The Appellee first met decedent and her husband in St. Petersburg, Florida, in 1956 or 1957. Thereafter, Appellee, being engaged in the real estate business, sold them a lot. When they moved to Florida, Ap-pellee, acting as a broker, sold them a house. Decedent’s husband and Appellee became good friends, and Appellee saw decedent from time to time. On July 6, 1960, decedent executed a will naming Appellee as executor, but not including him as a beneficiary. On February 7, 1961, decedent’s husband died suddenly. Immediately thereafter Appellee took over the business affairs of the decedent, Jane K. Davenport, including taking charge of her bank accounts. He wrote checks for her expenses including mortgage payments, nurses, and doctor bills. He acted in an advisory capacity as to the selection of her physician, for nursing care, and for hospitalization when required. Fie also wrote the checks for utility bills and incidental expenses on her property. In May or June of 1961 Appellee sold decedent’s car for approximately $1,400.00 and deposited the funds received in his own account. On July 15, 1961, Appellee borrowed $5,000.00 from decedent giving her his unsecured five-year note with 6% interest. Appellee used this money to reduce a second mortgage on property he owned. At the end of September 1961 Appellee presented an accounting to the decedent and advised her that he could no longer handle her affairs. She was upset about this, and offered to will her entire estate to the Appellee if he would continue to take care of her business and property. Appellee declined this offer but suggested a bequest substantially as that actually made. Appellee then contacted an attorney to see decedent about changing her will. The attorney and the Appellee rode together to the place where decedent was staying, where the attorney conferred with her. The Appellee was not present in the room at the time, but was on the premises. Later, when the will was executed, Appellee was not in the room, but was on the premises. Just before Christmas, 1961, Appellee gave decedent two unsecured five-year notes in the amount of $1,200.00 each. It is not clear as to just why this came about other than that Appellee used $2,400.-00 from decedent’s funds, in addition to the $5,000.00 cash loan previously mentioned. The decedent, Jane K. Davenport, died on February 16, 1962. From the time of her husband’s death until her own, she had been hospitalized on four occasions.

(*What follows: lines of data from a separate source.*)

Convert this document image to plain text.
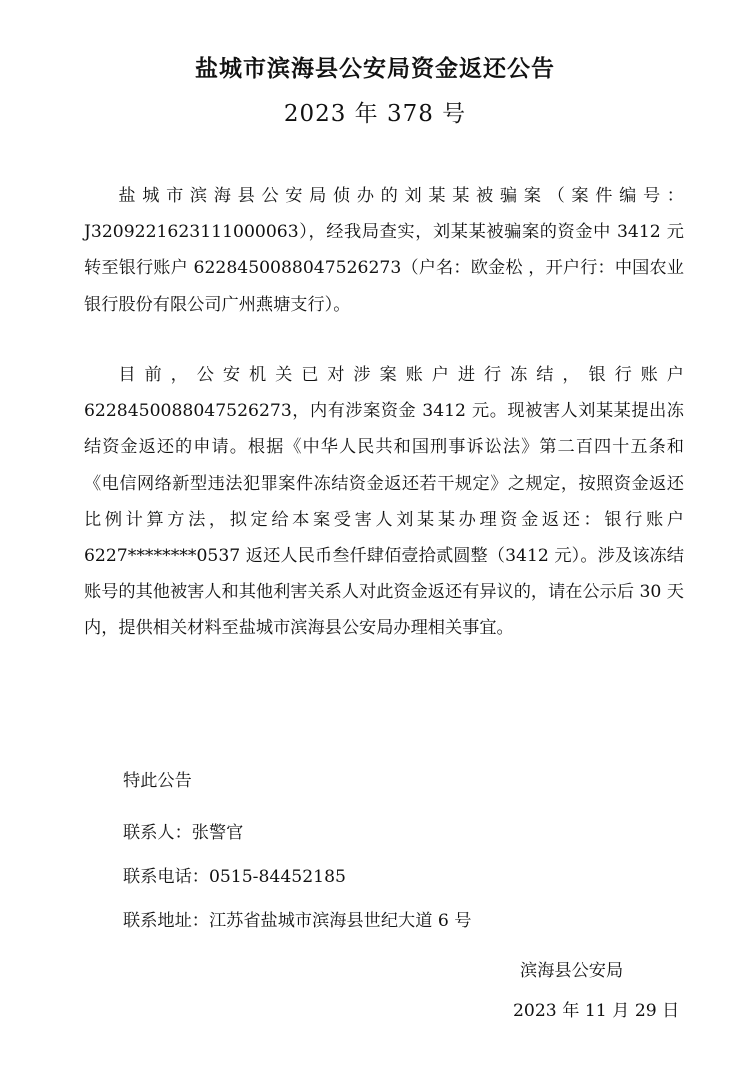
盐城市滨海县公安局资金返还公告
2023 年 378 号
盐城市滨海县公安局侦办的刘某某被骗案（案件编号：J3209221623111000063），经我局查实，刘某某被骗案的资金中 3412 元转至银行账户 6228450088047526273（户名：欧金松 ，开户行：中国农业银行股份有限公司广州燕塘支行）。
目前，公安机关已对涉案账户进行冻结，银行账户 6228450088047526273，内有涉案资金 3412 元。现被害人刘某某提出冻结资金返还的申请。根据《中华人民共和国刑事诉讼法》第二百四十五条和《电信网络新型违法犯罪案件冻结资金返还若干规定》之规定，按照资金返还比例计算方法，拟定给本案受害人刘某某办理资金返还：银行账户 6227********0537 返还人民币叁仟肆佰壹拾贰圆整（3412 元）。涉及该冻结账号的其他被害人和其他利害关系人对此资金返还有异议的，请在公示后 30 天内，提供相关材料至盐城市滨海县公安局办理相关事宜。
特此公告
联系人：张警官
联系电话：0515-84452185
联系地址：江苏省盐城市滨海县世纪大道 6 号
滨海县公安局
2023 年 11 月 29 日
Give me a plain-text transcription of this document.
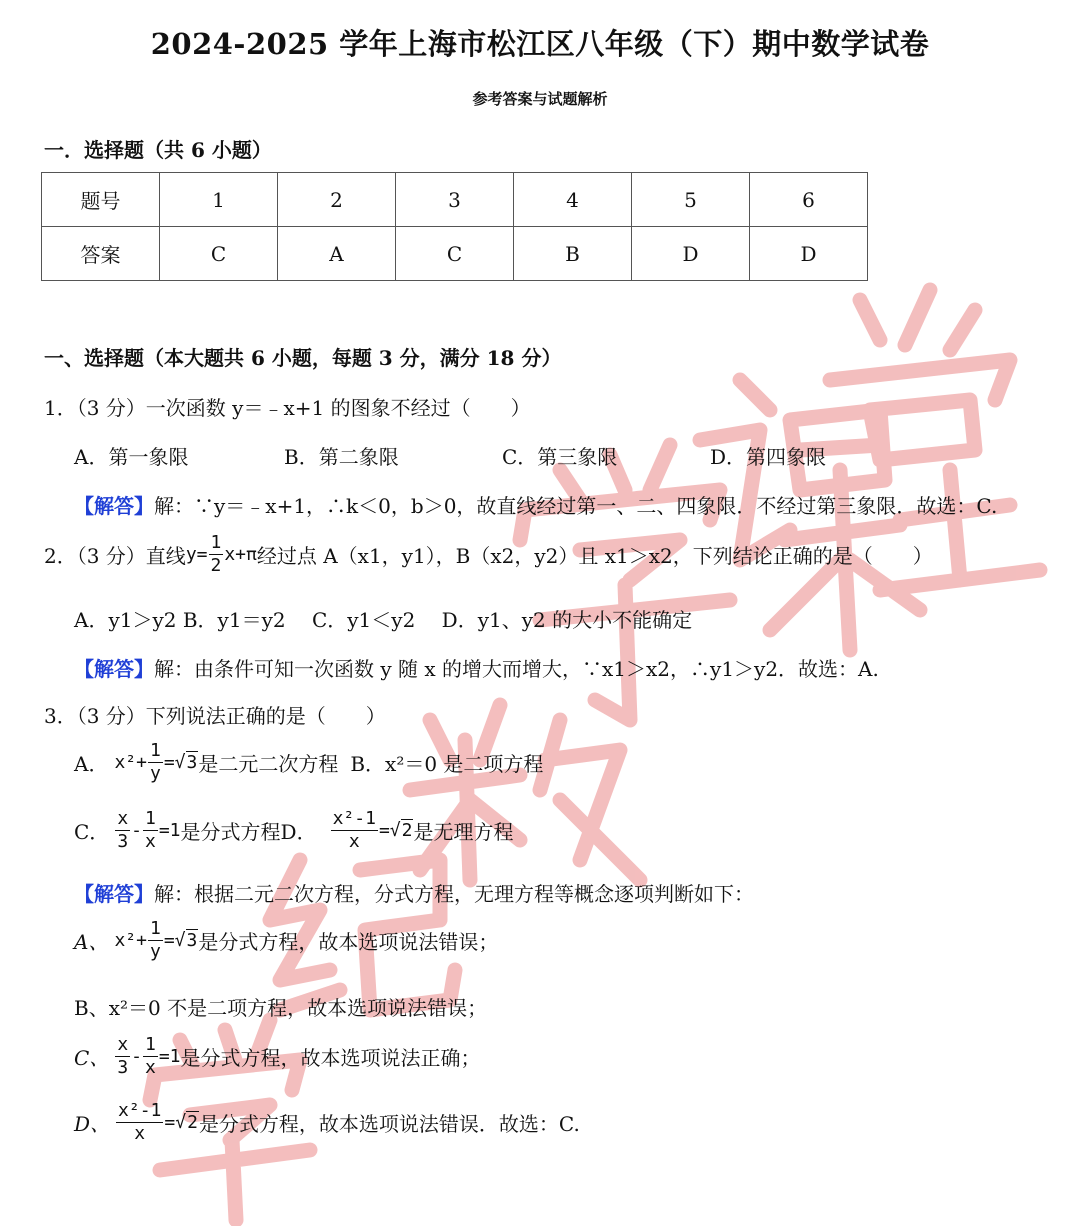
2024-2025 学年上海市松江区八年级（下）期中数学试卷
参考答案与试题解析
一．选择题（共 6 小题）
题号	1	2	3	4	5	6
答案	C	A	C	B	D	D
一、选择题（本大题共 6 小题，每题 3 分，满分 18 分）
1．（3 分）一次函数 y＝﹣x+1 的图象不经过（　　）
A．第一象限	B．第二象限	C．第三象限	D．第四象限
【解答】解：∵y＝﹣x+1，∴k＜0，b＞0，故直线经过第一、二、四象限．不经过第三象限．故选：C.
2．（3 分）直线 $y= \frac{1}{2} x+\pi$ 经过点 A（x1，y1），B（x2，y2）且 x1＞x2，下列结论正确的是（　　）
A．y1＞y2 B．y1＝y2　 C．y1＜y2　 D．y1、y2 的大小不能确定
【解答】解：由条件可知一次函数 y 随 x 的增大而增大，∵x1＞x2，∴y1＞y2．故选：A.
3．（3 分）下列说法正确的是（　　）
A． $x^2 + \frac{1}{y} = √3$ 是二元二次方程 B．x²＝0 是二项方程
C． $\frac{x}{3} - \frac{1}{x} =1$ 是分式方程 D． $\frac{\text{x²-1}}{x} = √2$ 是无理方程
【解答】解：根据二元二次方程，分式方程，无理方程等概念逐项判断如下：
A、 $x^2 + \frac{1}{y} = √3$ 是分式方程，故本选项说法错误；
B、x²＝0 不是二项方程，故本选项说法错误；
C、 $\frac{x}{3} - \frac{1}{x} =1$ 是分式方程，故本选项说法正确；
D、 $\frac{\text{x²-1}}{x} = √2$ 是分式方程，故本选项说法错误．故选：C.
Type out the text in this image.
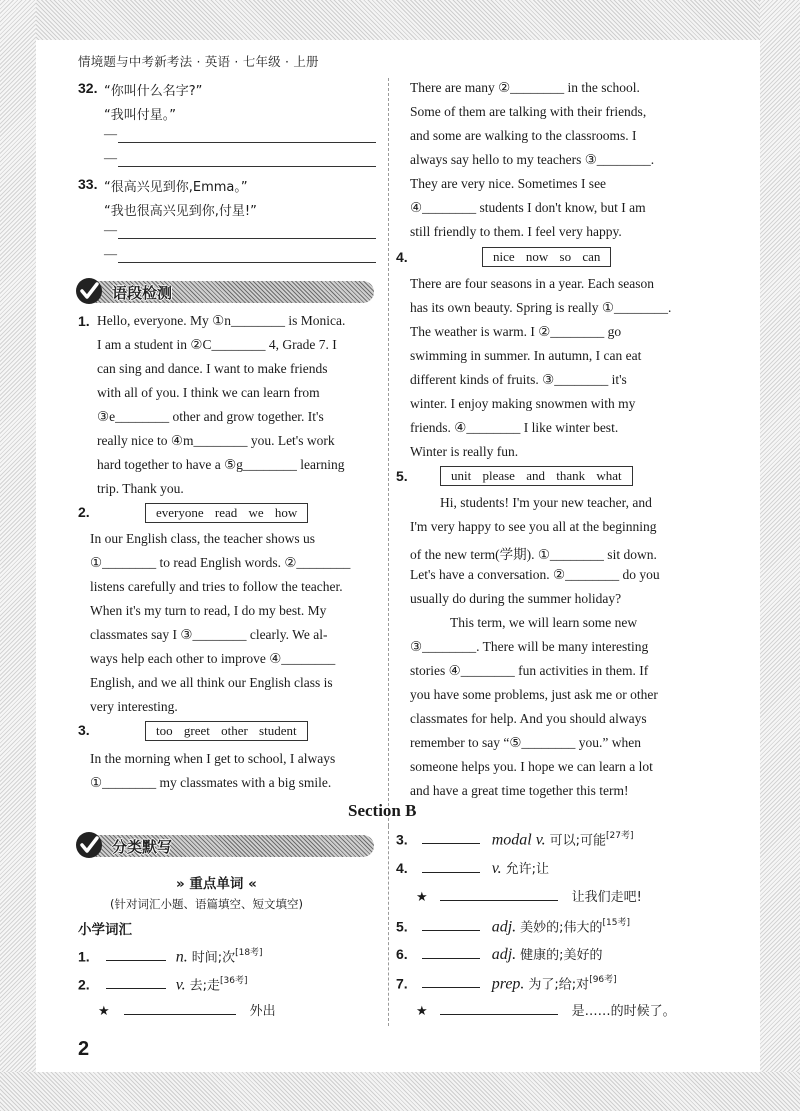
情境题与中考新考法 · 英语 · 七年级 · 上册
32. “你叫什么名字?”
“我叫付星。”
—
—
33. “很高兴见到你,Emma。”
“我也很高兴见到你,付星!”
—
—
语段检测
1. Hello, everyone. My ①n________ is Monica.
I am a student in ②C________ 4, Grade 7. I
can sing and dance. I want to make friends
with all of you. I think we can learn from
③e________ other and grow together. It's
really nice to ④m________ you. Let's work
hard together to have a ⑤g________ learning
trip. Thank you.
2.	everyone read we how
In our English class, the teacher shows us
①________ to read English words. ②________
listens carefully and tries to follow the teacher.
When it's my turn to read, I do my best. My
classmates say I ③________ clearly. We al-
ways help each other to improve ④________
English, and we all think our English class is
very interesting.
3.	too greet other student
In the morning when I get to school, I always
①________ my classmates with a big smile.
There are many ②________ in the school.
Some of them are talking with their friends,
and some are walking to the classrooms. I
always say hello to my teachers ③________.
They are very nice. Sometimes I see
④________ students I don't know, but I am
still friendly to them. I feel very happy.
4.	nice now so can
There are four seasons in a year. Each season
has its own beauty. Spring is really ①________.
The weather is warm. I ②________ go
swimming in summer. In autumn, I can eat
different kinds of fruits. ③________ it's
winter. I enjoy making snowmen with my
friends. ④________ I like winter best.
Winter is really fun.
5.	unit please and thank what
Hi, students! I'm your new teacher, and
I'm very happy to see you all at the beginning
of the new term(学期). ①________ sit down.
Let's have a conversation. ②________ do you
usually do during the summer holiday?
This term, we will learn some new
③________. There will be many interesting
stories ④________ fun activities in them. If
you have some problems, just ask me or other
classmates for help. And you should always
remember to say “⑤________ you.” when
someone helps you. I hope we can learn a lot
and have a great time together this term!
Section B
分类默写
» 重点单词 «
(针对词汇小题、语篇填空、短文填空)
小学词汇
1.	n. 时间;次[18考]
2.	v. 去;走[36考]
★	外出
3.	modal v. 可以;可能[27考]
4.	v. 允许;让
★	让我们走吧!
5.	adj. 美妙的;伟大的[15考]
6.	adj. 健康的;美好的
7.	prep. 为了;给;对[96考]
★	是……的时候了。
2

On appeal, the findings of the probate Judge are to be given the same weight as the findings of any other trier of fact. They will not be disturbed on appeal unless there was a palpable misconception of fact or manifest misapprehension or misapplication of law. In re Winslow’s Estate, Fla.App., 147 So.2d 613. In the instant case, there are no substantial conflicts in the evidence, since only the Appellant’s case was presented. We have to determine whether or not there has been a misapplication of the law. A second rule is that when a substantial beneficiary, who occupied a confidential relationship with the testator, was active in the procurement of a will a presumption of fact will arise that the will is a result of undue influence and the burden will be upon the *178beneficiary to show that such influence was not exercised. Zinnser v. Gregory, Fla., 77 So.2d 611. In re Joiner’s Estate, Fla., 156 So.2d 161.

Undue influence can seldom if ever be established by direct evidence but may be shown by its results. It may be proven by indirect evidence of acts and circumstances. It can scarcely be questioned that Appellee enjoyed a confidential relationship with the deceased. The uncon-troverted evidence of the events which took place, including his connection with the procurement of the will in question gives rise to the presumption of undue influence. We hold that the Court below erred in that it did not give effect to the presumption, and require Appellee to go forward with proof showing the absence of undue influence on his part.

Reversed and remanded for further proceedings consistent herewith.

SHANNON, Acting C. J., and SMITH, J., concur.